Thursday, January 9, 2014

Cue Please!!

A few posts ago, I promised to provide a review on the very thoughtful Christmas present I received from my little Bikeists:

Made by Topeak, the same guys who make my awesome mini-pump (I promise, I'm not on the payroll! -- but, maybe I should be . . .), this handle-bar mount "dry-bag" fits my new iPhone 5s like a glove.  It's a cinch to install, and is easily removed from the handlebar bracket with an effortless press and a slide.  It solves the problem posed by so many other smart-phone mounts, in that they expose your invaluable portable computing device to the elements.  This is a true dry-bag, that easily seals like a zip-lock, but allows you to use the touch screen through the case itself.

So, now that I have found the perfect mount for my beloved iPhone, what to do with it?  Watch a movie while riding?  Definitely not going to use it to play music (don't get me started -- that topic will require an entire post of it's own).  The obvious use would be to turn the iPhone into the ultimate bike computer - displaying real-time data to enhance your biking performance.  The problem, though, is that doing so requires one to set the display so that it doesn't go to sleep and keep the phone in constant GPS mode.  Even with my brand new iPhone's enhanced battery power, my first ride with the iPhone running the Strava app the entire time allowed me only about 2.5 hours of use.  Good for some rides, but not for a day in the saddle.  Also disappointing was that Strava (which captures all sorts of amazing data whilst you ride (average speed, elevation change, segment speeds, and even produces a map of the ride), does not display real-time speed, elevation or grade.  It's a great app to turn on and then leave your phone in non-display mode, but didn't make much of a bike-computer.  My Cateye, which only requires a battery change about every 1.5 years or so, provides better real-time information, while never running out of juice.

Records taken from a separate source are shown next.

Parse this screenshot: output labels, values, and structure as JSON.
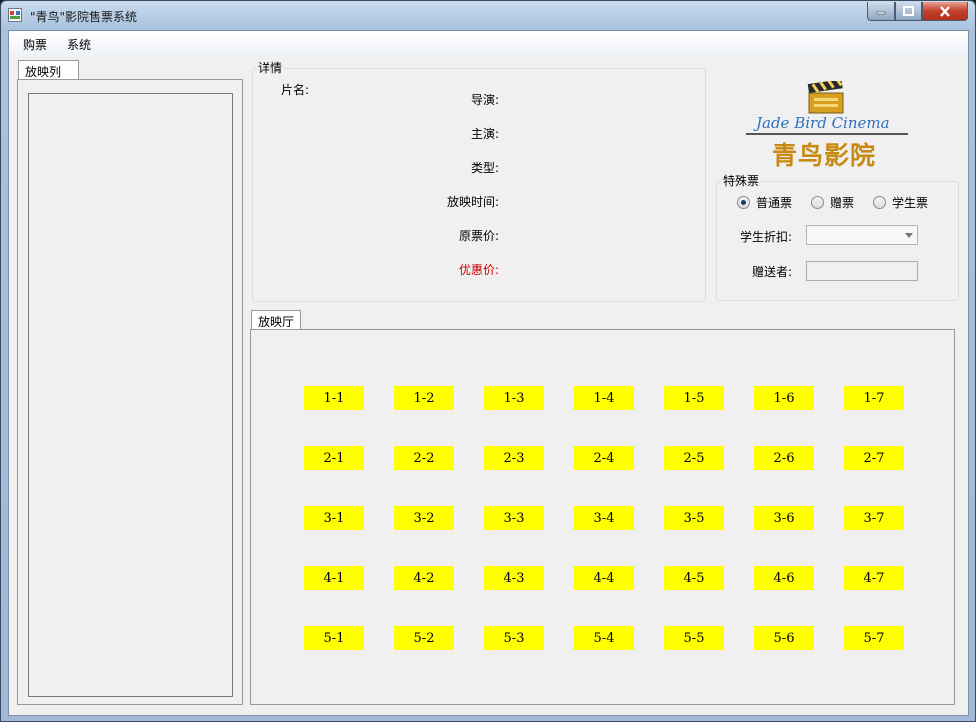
{
  "window": {
    "title": "\"青鸟\"影院售票系统"
  },
  "menu": {
    "items": [
      "购票",
      "系统"
    ]
  },
  "left_panel": {
    "tab_label": "放映列表"
  },
  "details": {
    "group_title": "详情",
    "movie_name_label": "片名:",
    "director_label": "导演:",
    "actor_label": "主演:",
    "type_label": "类型:",
    "showtime_label": "放映时间:",
    "original_price_label": "原票价:",
    "discount_price_label": "优惠价:"
  },
  "logo": {
    "english": "Jade Bird Cinema",
    "chinese": "青鸟影院"
  },
  "special_ticket": {
    "group_title": "特殊票",
    "options": [
      {
        "label": "普通票",
        "checked": true
      },
      {
        "label": "赠票",
        "checked": false
      },
      {
        "label": "学生票",
        "checked": false
      }
    ],
    "student_discount_label": "学生折扣:",
    "student_discount_value": "",
    "giver_label": "赠送者:",
    "giver_value": ""
  },
  "hall": {
    "tab_label": "放映厅",
    "rows": [
      [
        "1-1",
        "1-2",
        "1-3",
        "1-4",
        "1-5",
        "1-6",
        "1-7"
      ],
      [
        "2-1",
        "2-2",
        "2-3",
        "2-4",
        "2-5",
        "2-6",
        "2-7"
      ],
      [
        "3-1",
        "3-2",
        "3-3",
        "3-4",
        "3-5",
        "3-6",
        "3-7"
      ],
      [
        "4-1",
        "4-2",
        "4-3",
        "4-4",
        "4-5",
        "4-6",
        "4-7"
      ],
      [
        "5-1",
        "5-2",
        "5-3",
        "5-4",
        "5-5",
        "5-6",
        "5-7"
      ]
    ],
    "seat_color": "#ffff00"
  },
  "colors": {
    "discount_label": "#cc0000"
  }
}
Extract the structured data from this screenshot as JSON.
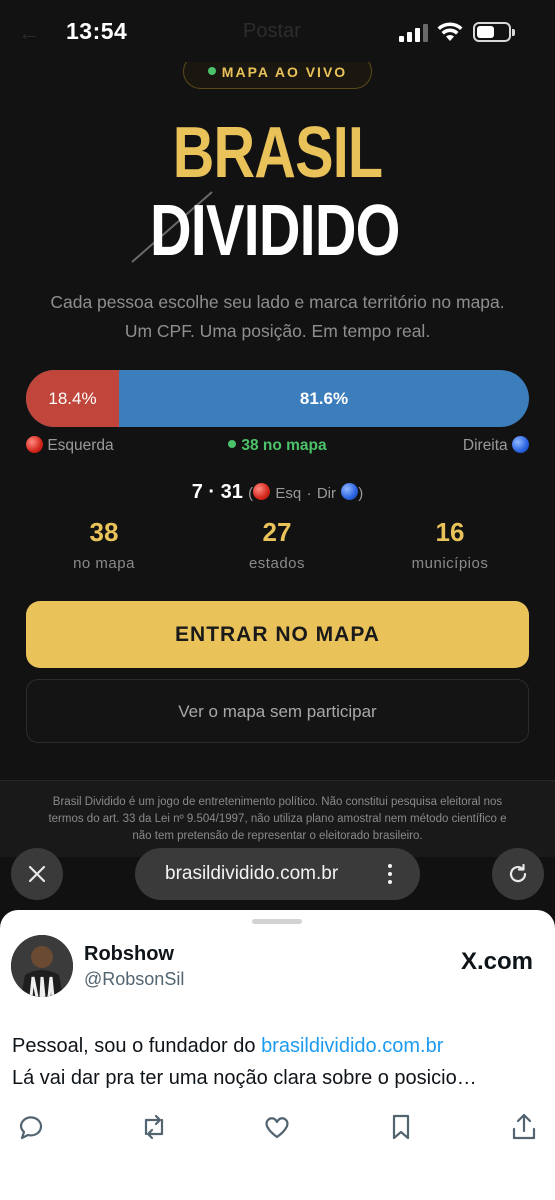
{
  "status_bar": {
    "time": "13:54",
    "ghost_back": "←",
    "ghost_title": "Postar"
  },
  "site": {
    "live_badge": "MAPA AO VIVO",
    "logo_top": "BRASIL",
    "logo_bottom": "DIVIDIDO",
    "subtitle_line1": "Cada pessoa escolhe seu lado e marca território no mapa.",
    "subtitle_line2": "Um CPF. Uma posição. Em tempo real.",
    "bar": {
      "left_label": "18.4%",
      "right_label": "81.6%",
      "left_fraction": 0.184,
      "left_color": "#c0453a",
      "right_color": "#3c7dbc"
    },
    "legend": {
      "left": "Esquerda",
      "middle": "38 no mapa",
      "right": "Direita"
    },
    "ratio": {
      "numbers": "7 · 31",
      "open": "(",
      "esq": "Esq",
      "sep": "·",
      "dir": "Dir",
      "close": ")"
    },
    "stats": [
      {
        "num": "38",
        "cap": "no mapa"
      },
      {
        "num": "27",
        "cap": "estados"
      },
      {
        "num": "16",
        "cap": "municípios"
      }
    ],
    "cta": "ENTRAR NO MAPA",
    "secondary": "Ver o mapa sem participar",
    "disclaimer_1": "Brasil Dividido é um jogo de entretenimento político. Não constitui pesquisa eleitoral nos",
    "disclaimer_2": "termos do art. 33 da Lei nº 9.504/1997, não utiliza plano amostral nem método científico e",
    "disclaimer_3": "não tem pretensão de representar o eleitorado brasileiro.",
    "accent": "#e9c25a"
  },
  "browser": {
    "url": "brasildividido.com.br"
  },
  "share_card": {
    "name": "Robshow",
    "handle": "@RobsonSil",
    "source": "X.com",
    "tweet_prefix": "Pessoal, sou o fundador do ",
    "tweet_link": "brasildividido.com.br",
    "tweet_line2": "Lá vai dar pra ter uma noção clara sobre o posicio…"
  }
}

Have to admit, though, that none of this came as a surprise.  I did not envision my iPhone replacing devices designed specifically to act as bike computers.  It's interesting to see what bike-computer apps can do (and I'll continue to test others out), but I think the real potential offered by mounted smart-phones is navigation.  For ages, we bikeists have been forced to cram maps and cue sheets into our pockets (where they oft get saturated to the point of uselessness), into saddle or tube-mounted bags where we have to constantly stop to pull them out, or in unwieldy handle-bar cases that can only show us one page at a time (inadequate for long rides through unfamiliar environs).  The smart-phone, with it's ability to display a map which follows us as we go, or display a cue-sheet that scrolls, provides an easy solution to the inadequate analog methods we have all used previously.  While simply having Google Maps available at my fingertips might be enough, I am on a quest to find the best bike-app to seamlessly guide me though a long ride through unfamiliar territory.  The goal is to find the perfect app before I tackle the Oregon coast next summer.  Until then, I'm open to suggestions ("cues" if you please) from my loyal readers . . .

In the meantime, though, a team of developers may have actually come up with a computerized device that does exactly what I'm looking for:

I can't vouch for the "Hammerhead" because I don't have one (yet), but have to admit that I'm extremely intrigued.  I love the simplicity of the concept, though.  You pre-program it (I assume by USB link to your computer) to follow the route of your choice.  You then head out (without the need of an internet connection) and it uses GPS to give you silent cues at every intersection whether to go left, right, or straight.  Rather than pulling to the curb to study your map or cue sheet (or messing with your phone to figure out where you are and the best way to get where you want to go), you just keep on rolling.  Sweet.  While I have accepted map and cue-sheet consultation to be a necessary evil of bike trekking, I love the notion of having a trustworthy device that accurately cues me as I go to follow the route I have already studied or designed before heading out.

Hammerhead designers, if you're looking for someone to beta test your device, I'm available!  Call (or text) me!